Nancy Schön, the artist whose creations include the iconic ‘Make Way for Ducklings’ sculpture in the Public Garden, is now telling her own story in a five-part video series on YouTube, with the first chapter out now and subsequent installments expected to roll out about once a month.

‘Make Way for Ducklings: From Boston to Moscow’ is described as a “a visual oral history” by its main architect, Stella Gould, a retired senior producer for WCVB-TV’s long-running newsmagazine, ‘Chronicle.’ Gould, who would go on to produce several ‘Chronicle’ segments featuring Schön, first met the West Newton artist when Gould worked on a 2012 episode focusing on public art. The episode, which would go on onto to win a New England Emmy, included a retrospective of Schön’s work then on exhibit at the Kolbo Fine Judaica Gallery in Brookline. “After that, [Schön] adopted me, as I like to say,” said Gould.
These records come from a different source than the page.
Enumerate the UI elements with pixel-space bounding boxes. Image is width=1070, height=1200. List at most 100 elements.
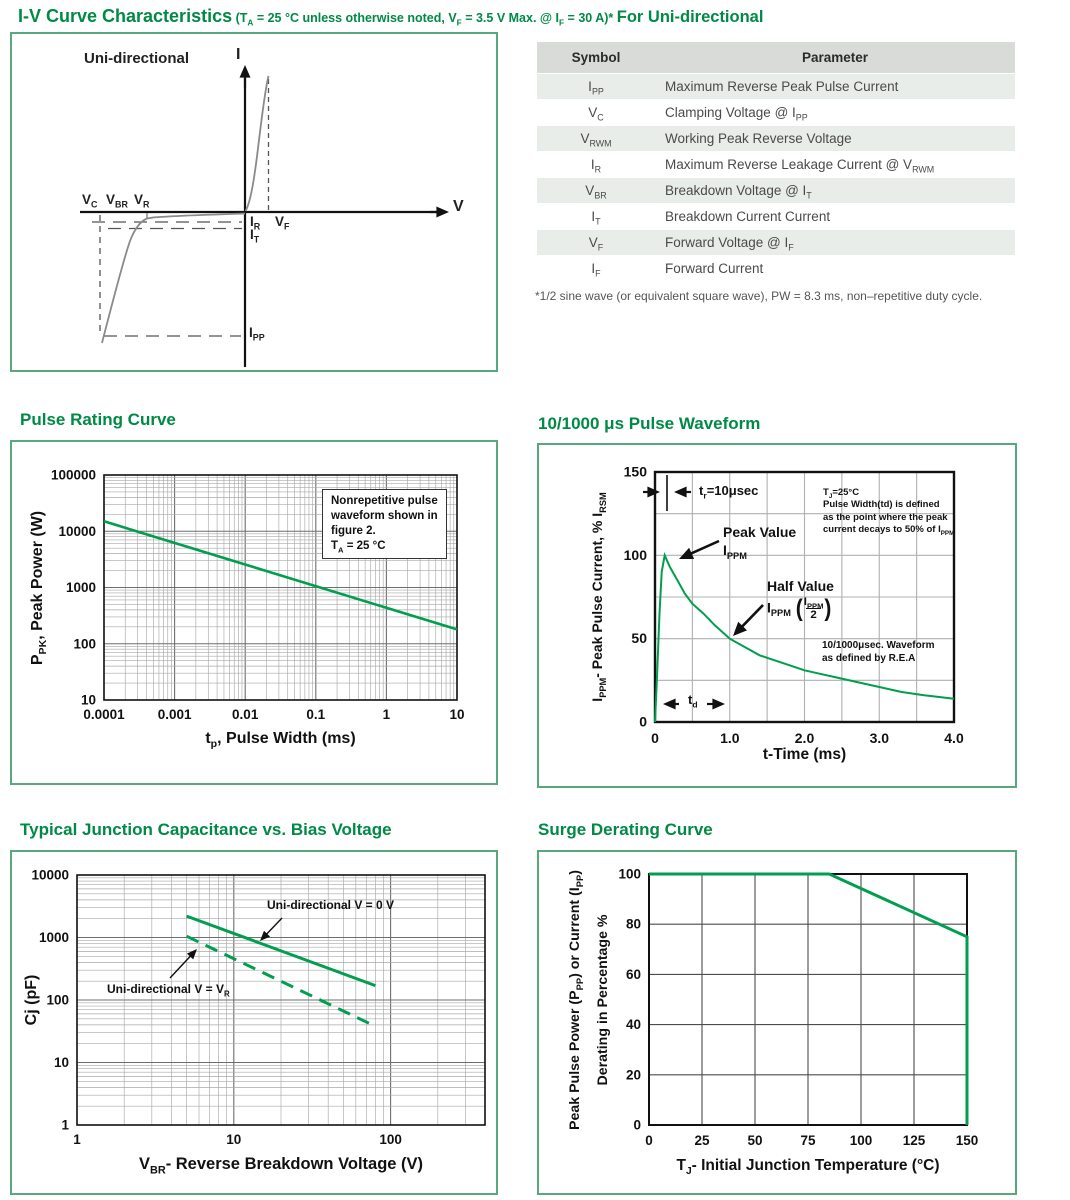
figure-surge_derating: 0 25 50 75 100 125 150 0 20 40 60 80 100 TJ- Initial …	[537, 850, 1017, 1195]
iv-label-ir: IR	[250, 214, 261, 232]
symbol-cell: VRWM	[537, 124, 655, 151]
iv-label-ipp: IPP	[249, 325, 265, 343]
surge_derating-x-axis-title: TJ- Initial Junction Temperature (°C)	[676, 1157, 940, 1178]
svg-text:100: 100	[46, 993, 69, 1008]
iv-label-vf: VF	[275, 214, 290, 232]
symbol-cell: IF	[537, 254, 655, 281]
parameter-cell: Breakdown Voltage @ IT	[655, 176, 1015, 203]
svg-text:1000: 1000	[39, 930, 69, 945]
parameter-table: Symbol Parameter IPP Maximum Reverse Peak…	[537, 42, 1015, 281]
table-row: IF Forward Current	[537, 254, 1015, 281]
svg-text:0.1: 0.1	[306, 707, 325, 722]
svg-text:3.0: 3.0	[870, 730, 890, 746]
table-header-row: Symbol Parameter	[537, 42, 1015, 73]
svg-text:1: 1	[61, 1118, 69, 1133]
svg-text:100: 100	[379, 1132, 402, 1147]
symbol-cell: IT	[537, 202, 655, 229]
peak-value-label: Peak Value IPPM	[723, 524, 797, 561]
svg-text:0: 0	[639, 714, 647, 730]
half-value-label: Half Value IPPM (IPPM 2)	[767, 578, 834, 622]
svg-text:1: 1	[383, 707, 391, 722]
figure-pulse_waveform: 0 1.0 2.0 3.0 4.0 0 50 100 150 tr=10μsec TJ=25°C Pu…	[537, 443, 1017, 788]
pulse_rating-x-axis-title: tp, Pulse Width (ms)	[205, 730, 356, 751]
svg-text:100: 100	[850, 1133, 873, 1148]
heading-junction-capacitance: Typical Junction Capacitance vs. Bias Vo…	[20, 820, 392, 839]
svg-text:50: 50	[747, 1133, 762, 1148]
table-footnote: *1/2 sine wave (or equivalent square wav…	[535, 289, 983, 303]
svg-text:80: 80	[626, 917, 641, 932]
surge_derating-plot: 0 25 50 75 100 125 150 0 20 40 60 80 100	[618, 867, 979, 1149]
surge_derating-y-axis-title: Peak Pulse Power (PPP) or Current (IPP)	[567, 869, 585, 1130]
heading-surge-derating: Surge Derating Curve	[538, 820, 713, 839]
iv-label-vbr: VBR	[106, 192, 128, 210]
svg-text:0.01: 0.01	[232, 707, 259, 722]
pulse_waveform-x-axis-title: t-Time (ms)	[762, 746, 847, 763]
svg-text:40: 40	[626, 1017, 641, 1032]
page-title-conditions: (TA = 25 °C unless otherwise noted, VF =…	[232, 11, 617, 28]
iv-label-vr: VR	[134, 192, 150, 210]
table-row: VRWM Working Peak Reverse Voltage	[537, 124, 1015, 151]
pulse_rating-plot: 0.0001 0.001 0.01 0.1 1 10 10 100 1000 10000 10000…	[51, 468, 465, 723]
param-table-body: IPP Maximum Reverse Peak Pulse Current VC C…	[537, 72, 1015, 281]
svg-text:10000: 10000	[31, 868, 69, 883]
heading-pulse-rating: Pulse Rating Curve	[20, 410, 176, 429]
page-title-main: I-V Curve Characteristics	[18, 6, 233, 26]
iv-label-vc: VC	[82, 192, 98, 210]
table-row: IR Maximum Reverse Leakage Current @ VRWM	[537, 150, 1015, 177]
symbol-cell: IR	[537, 150, 655, 177]
parameter-cell: Breakdown Current Current	[655, 202, 1015, 229]
svg-text:75: 75	[800, 1133, 816, 1148]
tj-note: TJ=25°C Pulse Width(td) is defined as the …	[823, 487, 955, 537]
uni-v0-label: Uni-directional V = 0 V	[267, 898, 395, 912]
iv-curve-drawing	[80, 65, 449, 367]
svg-text:4.0: 4.0	[944, 730, 964, 746]
table-row: VF Forward Voltage @ IF	[537, 228, 1015, 255]
svg-text:50: 50	[631, 630, 647, 646]
table-row: VBR Breakdown Voltage @ IT	[537, 176, 1015, 203]
figure-iv-curve: Uni-directional I V VC VBR VR IR VF IT IPP	[10, 32, 498, 372]
svg-text:1: 1	[73, 1132, 81, 1147]
parameter-cell: Forward Current	[655, 254, 1015, 281]
table-row: IT Breakdown Current Current	[537, 202, 1015, 229]
figure-junction_capacitance: 1 10 100 1 10 100 1000 10000 Uni-directional V =…	[10, 850, 498, 1195]
nonrepetitive-note: Nonrepetitive pulse waveform shown in figu…	[322, 489, 447, 559]
svg-text:1.0: 1.0	[720, 730, 740, 746]
svg-text:100: 100	[624, 547, 648, 563]
parameter-cell: Maximum Reverse Peak Pulse Current	[655, 72, 1015, 99]
parameter-cell: Working Peak Reverse Voltage	[655, 124, 1015, 151]
parameter-cell: Clamping Voltage @ IPP	[655, 98, 1015, 125]
pulse_waveform-plot: 0 1.0 2.0 3.0 4.0 0 50 100 150	[624, 464, 964, 747]
junction_capacitance-y-axis-title: Cj (pF)	[23, 974, 40, 1026]
svg-text:0.0001: 0.0001	[83, 707, 125, 722]
td-label: td	[688, 692, 698, 710]
symbol-cell: IPP	[537, 72, 655, 99]
rea-note: 10/1000μsec. Waveform as defined by R.E.A	[822, 640, 935, 664]
figure-pulse_rating: 0.0001 0.001 0.01 0.1 1 10 10 100 1000 10000 10000…	[10, 440, 498, 785]
iv-label-it: IT	[250, 227, 260, 245]
tr-label: tr=10μsec	[699, 483, 759, 501]
svg-text:150: 150	[956, 1133, 979, 1148]
svg-text:10: 10	[449, 707, 464, 722]
svg-text:10: 10	[54, 1055, 69, 1070]
svg-text:0: 0	[633, 1118, 641, 1133]
svg-text:125: 125	[903, 1133, 926, 1148]
page-title: I-V Curve Characteristics (TA = 25 °C un…	[18, 6, 763, 27]
pulse_rating-y-axis-title: PPK, Peak Power (W)	[29, 510, 50, 665]
svg-text:60: 60	[626, 967, 641, 982]
svg-text:100: 100	[618, 867, 641, 882]
table-row: VC Clamping Voltage @ IPP	[537, 98, 1015, 125]
heading-pulse-waveform: 10/1000 μs Pulse Waveform	[538, 414, 761, 433]
iv-voltage-axis-label: V	[453, 198, 464, 215]
svg-text:10000: 10000	[58, 524, 96, 539]
svg-text:0: 0	[651, 730, 659, 746]
iv-current-axis-label: I	[236, 46, 241, 63]
iv-corner-label: Uni-directional	[84, 50, 190, 67]
junction_capacitance-x-axis-title: VBR- Reverse Breakdown Voltage (V)	[138, 1155, 424, 1177]
pulse_waveform-y-axis-title: IPPM- Peak Pulse Current, % IRSM	[589, 492, 608, 702]
svg-text:100: 100	[73, 636, 96, 651]
col-header-parameter: Parameter	[655, 42, 1015, 73]
svg-text:0: 0	[645, 1133, 653, 1148]
junction_capacitance-plot: 1 10 100 1 10 100 1000 10000	[31, 868, 486, 1147]
parameter-cell: Forward Voltage @ IF	[655, 228, 1015, 255]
Sculptor Nancy Schön is seen in her West Newton home studio during the filming of an interview for ‘Make Way for Ducklings: From Boston to Moscow.’

In the spring of 2022, Gould was in attendance when Schön spoke about her work at the North Hill retirement community in Needham. While Gould was previously aware that another set of Schön’s Ducklings had been installed in 1991 in Novodevichy Park in Moscow as a gift from then First Lady Barbra Bush to the First Lady of the Soviet Union, Raisa Gorbachev, it was “always a footnote,” said Gould. But upon hearing Schön discuss the anecdote in detail, Gould decided then that Schön’s story needed to be documented, with Schön telling it herself.
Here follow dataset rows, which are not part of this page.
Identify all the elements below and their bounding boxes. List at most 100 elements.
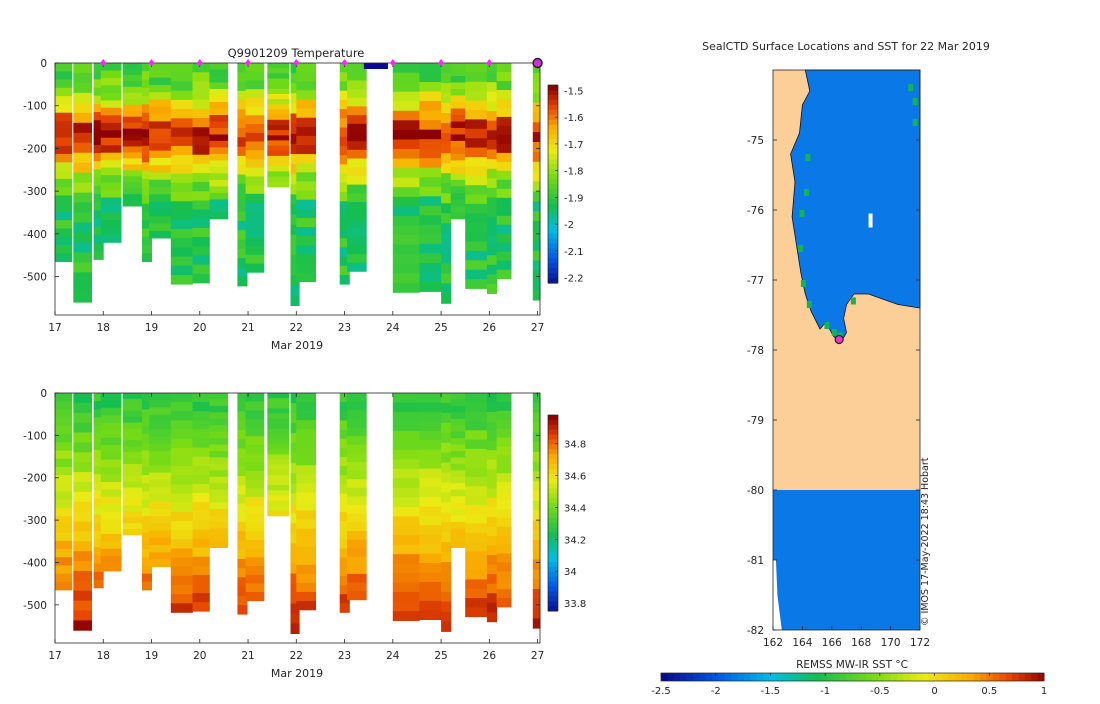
profile-cell — [339, 256, 350, 267]
profile-cell — [339, 511, 350, 522]
profile-cell — [149, 143, 172, 151]
profile-cell — [237, 202, 248, 212]
profile-cell — [122, 487, 143, 494]
profile-cell — [267, 161, 290, 167]
profile-cell — [296, 117, 316, 128]
profile-cell — [237, 485, 248, 495]
map-plot-area — [773, 69, 921, 630]
colorbar-segment — [548, 606, 558, 612]
profile-cell — [450, 528, 466, 536]
profile-cell — [209, 496, 229, 503]
profile-cell — [73, 63, 92, 74]
profile-cell — [73, 412, 92, 424]
profile-cell — [290, 513, 300, 524]
salinity-plot-area — [55, 393, 541, 634]
profile-cell — [141, 417, 152, 427]
profile-cell — [290, 103, 300, 114]
profile-cell — [192, 411, 210, 421]
profile-cell — [465, 570, 488, 580]
profile-cell — [486, 516, 497, 527]
profile-cell — [496, 464, 512, 474]
profile-cell — [141, 162, 152, 171]
profile-cell — [170, 127, 193, 138]
profile-cell — [141, 532, 152, 542]
profile-cell — [192, 237, 210, 247]
profile-cell — [245, 220, 265, 230]
x-tick-label: 21 — [241, 650, 254, 662]
profile-cell — [93, 112, 104, 121]
colorbar-segment — [548, 169, 558, 175]
profile-cell — [441, 581, 452, 593]
profile-cell — [496, 98, 512, 109]
profile-cell — [532, 250, 541, 261]
x-tick-label: 26 — [483, 650, 497, 662]
profile-cell — [392, 139, 420, 150]
profile-cell — [141, 573, 152, 583]
profile-cell — [486, 284, 497, 294]
profile-cell — [465, 222, 488, 233]
seal-position-marker — [834, 334, 844, 345]
profile-cell — [141, 565, 152, 574]
profile-cell — [192, 474, 210, 485]
profile-cell — [237, 457, 248, 468]
profile-cell — [290, 265, 300, 276]
profile-cell — [267, 99, 290, 105]
profile-cell — [450, 69, 466, 77]
profile-cell — [149, 106, 172, 115]
profile-cell — [339, 219, 350, 230]
profile-cell — [170, 164, 193, 174]
profile-cell — [392, 120, 420, 131]
profile-cell — [486, 574, 497, 584]
profile-cell — [290, 204, 300, 215]
colorbar-segment — [724, 673, 732, 681]
profile-cell — [141, 120, 152, 130]
colorbar-segment — [788, 673, 796, 681]
colorbar-segment — [878, 673, 885, 681]
profile-cell — [532, 230, 541, 242]
profile-cell — [170, 566, 193, 577]
profile-cell — [100, 511, 122, 520]
surface-marker — [100, 59, 107, 66]
profile-cell — [245, 583, 265, 593]
profile-cell — [441, 442, 452, 453]
profile-cell — [486, 63, 497, 73]
profile-cell — [450, 431, 466, 439]
profile-cell — [73, 152, 92, 164]
profile-cell — [450, 108, 466, 116]
profile-cell — [100, 430, 122, 438]
profile-cell — [450, 128, 466, 135]
profile-cell — [339, 275, 350, 285]
colorbar-segment — [839, 673, 847, 681]
colorbar-segment — [680, 673, 687, 681]
profile-cell — [122, 92, 143, 100]
profile-cell — [93, 218, 104, 228]
profile-cell — [192, 264, 210, 275]
profile-cell — [149, 70, 172, 78]
profile-cell — [532, 82, 541, 94]
profile-cell — [170, 411, 193, 421]
profile-cell — [141, 409, 152, 418]
profile-cell — [339, 466, 350, 476]
profile-cell — [100, 504, 122, 512]
profile-cell — [267, 418, 290, 425]
profile-cell — [296, 190, 316, 201]
colorbar-segment — [548, 488, 558, 494]
profile-cell — [441, 93, 452, 104]
profile-cell — [465, 430, 488, 440]
profile-cell — [465, 421, 488, 431]
profile-cell — [441, 601, 452, 612]
profile-cell — [267, 124, 290, 131]
profile-cell — [450, 509, 466, 516]
profile-cell — [267, 454, 290, 460]
profile-cell — [170, 447, 193, 458]
colorbar-segment — [548, 124, 558, 131]
colorbar-segment — [795, 673, 802, 681]
profile-cell — [122, 493, 143, 500]
profile-cell — [290, 164, 300, 175]
profile-cell — [170, 146, 193, 156]
profile-cell — [55, 442, 73, 451]
profile-cell — [170, 275, 193, 285]
profile-cell — [192, 228, 210, 238]
profile-cell — [290, 453, 300, 464]
profile-cell — [100, 556, 122, 564]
 In October of 2022, Gould, together with  Gino Mauro, a photographer and editor, as well as Gould’s one-time ‘Chronicle’ colleague, visited Schön in her home studio to film a sprawling, approximately two-hour conversation with the artist, which provides the framework for the video project.

“We just let her go and tell her story,” said Gould. “There were no notes, and it was all off the top of her head, with very little editing. It was really like stream of consciousness with just her.”
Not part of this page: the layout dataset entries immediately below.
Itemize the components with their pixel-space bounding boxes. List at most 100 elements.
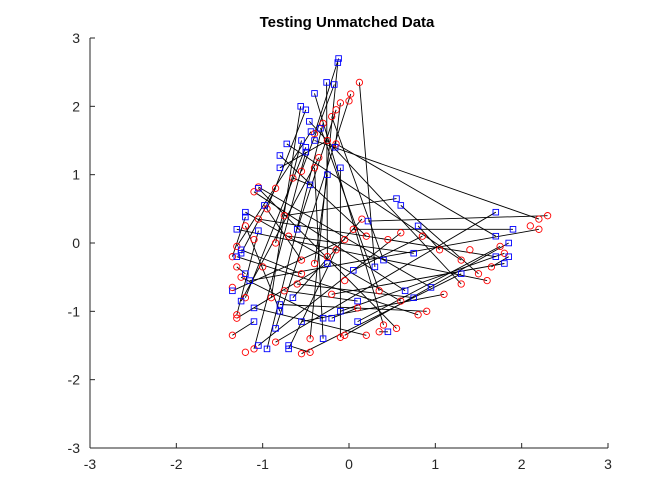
square-point [242,270,249,277]
circle-point [323,253,332,261]
match-line [240,276,324,319]
square-point [492,253,500,260]
square-point [297,103,304,110]
circle-point [328,112,336,121]
square-point [335,55,342,62]
match-line [258,186,432,288]
match-line [400,205,479,275]
match-line [314,140,540,220]
circle-point [362,232,370,240]
match-line [258,232,402,346]
match-line [279,140,328,169]
circle-point [328,290,336,298]
match-line [344,242,509,336]
square-point [505,253,512,260]
circle-point [284,232,293,240]
match-line [236,228,488,282]
circle-point [332,140,340,148]
connection-lines [231,58,548,355]
circle-point [414,311,422,319]
y-tick-label: 3 [72,30,80,46]
square-point [393,195,400,202]
square-point [410,249,417,257]
y-tick-label: -2 [68,372,81,388]
y-tick-label: 1 [72,167,80,183]
circle-point [280,287,288,295]
circle-point [306,348,314,356]
square-point [364,217,372,225]
circle-point [306,335,314,343]
match-line [314,167,324,339]
circle-point [375,328,383,336]
square-point [311,137,318,144]
circle-point [259,263,267,271]
circle-point [535,215,543,223]
square-point [492,232,500,240]
circle-point [271,338,280,346]
square-point [306,181,314,189]
square-point [289,294,297,301]
circle-point [233,311,241,319]
square-point [246,277,253,284]
circle-point [474,270,483,278]
x-tick-label: -3 [84,456,97,472]
circle-point [397,229,405,237]
circle-point [297,256,306,264]
circle-point [418,232,427,240]
circle-point [280,212,288,220]
circle-point [254,215,263,223]
circle-point [310,164,319,172]
square-point [384,328,392,336]
circle-point [345,97,353,105]
square-point [276,152,284,159]
circle-point [362,331,370,339]
circle-point [347,90,355,98]
square-point [427,284,435,291]
match-line [284,290,358,302]
square-point [242,208,249,216]
circle-point [237,273,245,281]
circle-point [423,307,431,315]
circle-point [435,246,444,254]
square-point [293,226,301,233]
match-line [301,273,462,355]
square-point [397,202,405,209]
square-point [272,325,279,332]
circle-point [466,246,474,254]
circle-point [297,350,306,358]
match-line [367,215,548,222]
match-line [240,188,276,254]
circle-point [535,225,543,233]
match-line [253,151,307,350]
circle-point [250,235,258,244]
match-line [320,128,380,291]
circle-point [384,235,392,244]
match-line [358,82,376,267]
circle-point [397,297,405,305]
match-line [314,93,384,326]
match-line [236,230,259,315]
square-point [255,342,262,349]
match-line [308,121,462,285]
circle-point [250,345,258,353]
square-point [323,79,330,86]
x-tick-label: -2 [170,456,183,472]
square-point [276,308,284,315]
circle-point [332,106,340,114]
match-line [326,82,328,257]
circle-point [310,130,319,138]
x-tick-label: 3 [604,456,612,472]
match-line [275,93,352,329]
square-point [401,287,409,295]
y-tick-label: 0 [72,235,80,251]
square-point [324,171,331,178]
circle-point [241,348,250,356]
square-point [255,227,262,234]
square-point [410,294,417,301]
square-point [331,144,339,151]
square-point [306,118,313,125]
match-line [314,174,328,264]
match-line [335,143,497,237]
circle-point [496,242,504,251]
Now 95, Schön had previously told her story in print, with the publication of her memoir, ‘Make Way for Nancy: A Life in Public Art,’ in 2017, but this project marked the first time she sat down and attempted to orally recount her own personal history.

“It just sort of came out,” said Schön. “I’d never told [my story] quite like this. It’s very different when you’re talking than when you’re writing and thinking about it. For some reason, I was able to remember a lot of things.”

Schön also provided Gould with many personal artifacts that can be seen in the film. “I was able to dig up some things that are part of my history, ” said Schön. This ephemera includes a dog-tag that Schön was instructed to wear – and never remove – during her visit to Moscow as it denoted her status as a special guest in the Soviet Union.

The Strategic Arms Reduction Treaty (START I), a bilateral arms control treaty between the U.S. and the Soviet Union, was signed a mere three weeks after Schön flew on a Lockheed C-5 Galaxy transport plane to accompany the Ducks en route to Moscow. Schön even had dinner with two sitting First Ladies – Barbra Bush and MIchael Gorbachev – during her historic trip.

 “I think it’s a very important statement about what it was like between the U.S. and Russia when the START Treaty happened, and the voyage of the Ducks is a very important about the history of this event,” said Schön. “These Ducks have somehow made history everywhere they’ve been. Art is very much a part of American history. It’s amazing how sculpture has creeped into the history of our country.”